Thursday, March 09, 2017

6 Years Too Long


The Republican opposition to The Affordable Care Act was most definitely not long enough for that collection of nuts, yahoos and whackdoodles to come up with a replacement plan, not even one that looked plausible. But as the reincarnation of Heinrich Himmler, Lyin'Paul Ryan, tries to force his "plan" through Congress it is becoming clear that it was too long for the party to remain united in how it wanted to "repeal and replace".
Republicans are rarely as exercised as when they are fighting with themselves.

And as the House debates how to best dismantle the Affordable Care Act, a familiar array of interest groups with deep pockets, incensed talk radio hosts and online agitators is again assuming its posture of aggression toward the House Republican leadership.

“Swampcare,” the writer and radio personality Erick Erickson scoffed at the new American Health Care Act, the culmination of seven years of promises to repeal and replace President Barack Obama’s signature domestic achievement. “Obamacare 2.0,” declared Breitbart.com. “RINOCARE,” Mark Levin wrote on Twitter, using the acronym for Republican in Name Only.

Political groups backed by the billionaire brothers Charles and David Koch and other powerful players on the right, such as Club for Growth and Heritage Action for America, have come out quickly and strongly against the bill. Some have threatened to punish lawmakers by docking their conservative ratings on the influential “scorecards” they distribute to voters. Activists are already swarming Capitol Hill and demanding that Congress take a harder line and pass a repeal measure that would leave no trace of the Affordable Care Act.

“I feel lied to,” said Anna Beavon Gravely, the deputy state director of the North Carolina chapter of Americans for Prosperity, a Koch-backed group that is funding a grass-roots push against Republicans in Congress who want to stop short of an outright repeal.

The displeasure is forcing an uncomfortable reckoning in the Republican Party much earlier and in a much more disruptive way than many think is constructive. And it has many conservatives asking why — now that they control both houses of Congress and the White House and have remained largely united so far — they are picking a fight with each other.

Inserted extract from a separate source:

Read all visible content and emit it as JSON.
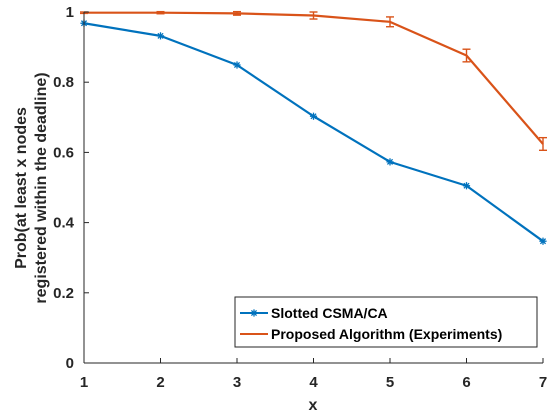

The criticism from the right has grown so harsh that President Trump asked leaders of several conservative groups in an Oval Office meeting on Wednesday to tone it down. He was especially troubled, one participant said, by the comparisons of the plan to “Obamacare lite,” which he said was inaccurate and harmful to their shared cause of gutting the current law.
It is so much fun watching the orcs fight among themselves. They spent so much time dreaming about this time and now they find out they had different dreams. Long may they feud.